The Rev Martin Smyth, the MP for South Belfast, was criticised for addressing a religious service in Portadown's Brownstown Park on Sunday after a parade in support of the stand taken by Orangemen at Drumcree. Mr Smyth is a former grand master of the Orange Order and was opposed to the Belfast Agreement.
Sinn Fein's Mr Martin Mc Guinness said the presence of the UUP man at the parade was "nothing short of disgraceful and hypocritical" and was "a green light" for the protests to continue.
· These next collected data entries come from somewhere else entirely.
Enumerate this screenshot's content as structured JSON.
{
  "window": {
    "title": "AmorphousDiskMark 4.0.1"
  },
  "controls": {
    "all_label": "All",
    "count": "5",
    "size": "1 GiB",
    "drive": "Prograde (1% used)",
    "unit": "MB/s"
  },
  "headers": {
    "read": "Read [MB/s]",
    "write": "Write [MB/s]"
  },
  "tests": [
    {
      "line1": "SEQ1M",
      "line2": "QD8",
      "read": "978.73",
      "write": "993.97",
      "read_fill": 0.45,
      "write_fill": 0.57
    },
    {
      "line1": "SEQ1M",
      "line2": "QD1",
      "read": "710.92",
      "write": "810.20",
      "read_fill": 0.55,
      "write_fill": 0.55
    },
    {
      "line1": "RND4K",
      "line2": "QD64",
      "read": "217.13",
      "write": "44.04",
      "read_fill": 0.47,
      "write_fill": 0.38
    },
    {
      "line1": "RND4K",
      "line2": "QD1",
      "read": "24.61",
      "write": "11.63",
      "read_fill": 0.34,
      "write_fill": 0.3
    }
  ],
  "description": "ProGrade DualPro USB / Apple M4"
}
Nationalists in Portadown were being subjected to "a vicious sectarian campaign" since the Drumcree parade was rerouted away from Garvaghy Road in early July.
The leader of the Alliance Party, Mr Sean Neeson, has called on leaders of the Orange Order to talk with "all parties involved in the Drumcree conflict to prevent further injuries".
"The Orange Order needs to be reminded that the three Quinn children were murdered and a young policeman clings to his life because of their inability to get around the table and resolve the problem as happened with the Apprentice Boys leadership in Derry," Mr Neeson said. An RUC man was critically injured on September 5th after he was struck by a loyalist blast bomb in a Drumcree-related protest.
Meanwhile Mr Gregory Campbell of the DUP has criticised plans by nationalists in Derry to hold a series of events to commemorate a civil rights march in the city on October 5th, 1968. That march, which was banned and resulted in nationalists, including the then MP Mr Gerry Fitt, being batoned by police, focused world attention on the civil rights campaign.
Mr Campbell said he was particularly opposed to plans to hold a march along the original route, which skirts Protestant districts, and said the unionist community felt the parade and the rationale behind it were "completely foreign" to them.
However, one of the organisers of the parade, Mr Fionnbarra O Dochartaigh accused Mr Campbell of trying to sectarianise the march. Its aim was to demand jobs, decent wages and full human rights for working-class people of both traditions. No flags or banners would be allowed. "Protestant working-class people need human rights just as much as Catholic workers," he said.